Monetary System Adjustments Accelerated
But at the start
of this article, we pointed out that any view of the future must be pragmatic
and face current realities. The monetary system will not be adjusted until
present events demand it. Then the sight of scrambling monetary officials
will be on the news daily as they accelerate adjustments to stave off
collapses. As it is, the chances of a financial accident on both sides of the
Atlantic have increased exponentially. When push comes to shove, the plans
already in the works will appear out of the blue.
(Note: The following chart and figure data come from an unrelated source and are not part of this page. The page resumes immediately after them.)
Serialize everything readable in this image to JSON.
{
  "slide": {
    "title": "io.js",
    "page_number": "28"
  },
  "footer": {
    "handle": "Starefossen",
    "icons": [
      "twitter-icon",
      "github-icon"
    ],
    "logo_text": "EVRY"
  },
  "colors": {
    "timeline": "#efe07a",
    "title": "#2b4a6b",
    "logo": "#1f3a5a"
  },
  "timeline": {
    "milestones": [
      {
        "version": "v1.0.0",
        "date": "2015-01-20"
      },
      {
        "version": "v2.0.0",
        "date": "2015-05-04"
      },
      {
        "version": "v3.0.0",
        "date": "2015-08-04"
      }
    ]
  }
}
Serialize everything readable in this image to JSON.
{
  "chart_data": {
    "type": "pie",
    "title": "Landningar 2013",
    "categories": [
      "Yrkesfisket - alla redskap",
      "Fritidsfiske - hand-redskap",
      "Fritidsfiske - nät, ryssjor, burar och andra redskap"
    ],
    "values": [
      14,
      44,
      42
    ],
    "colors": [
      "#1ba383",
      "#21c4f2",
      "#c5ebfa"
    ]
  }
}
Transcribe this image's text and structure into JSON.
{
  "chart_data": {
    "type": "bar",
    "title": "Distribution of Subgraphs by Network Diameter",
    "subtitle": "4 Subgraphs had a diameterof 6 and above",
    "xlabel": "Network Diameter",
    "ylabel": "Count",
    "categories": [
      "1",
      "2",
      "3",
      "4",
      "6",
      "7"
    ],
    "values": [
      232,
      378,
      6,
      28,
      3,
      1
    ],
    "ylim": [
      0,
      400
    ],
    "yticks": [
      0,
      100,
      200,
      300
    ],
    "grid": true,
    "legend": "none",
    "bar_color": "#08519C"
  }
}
This we believe will
include those on gold taking it to a level I asset on bank balance sheets.
One
of the prime adjustments will be the movement of gold to a pivotal position
in the system, not being directly used in line with its market value, but in
the background, much like a guarantee is used. To use it at its market value
is to undervalue its capabilities in a monetary role. It’s quite
correct to reject the idea that gold will be confiscated to expand the money
supply. Central Banks need no assistance in this. They already do it without
reference to gold. Gold has considerably more value than paper currencies
have in another way.
Provider of
Confidence
Gold will have
to act as a counter to currencies
rising in value as they fall. It must be harnessed to provide liquidity at
reasonable rates as was the case when involved in the gold/currency swaps
undertaken by that central bank of central banks, the Bank of International
Settlements three years ago and thereafter in a less discernible role.
Its
prime function will be to act as defense, as back-up to paper currencies. Its
role will be to provide confidence in currencies when it is waning visibly.
And we’re not far from that happening on a broad front.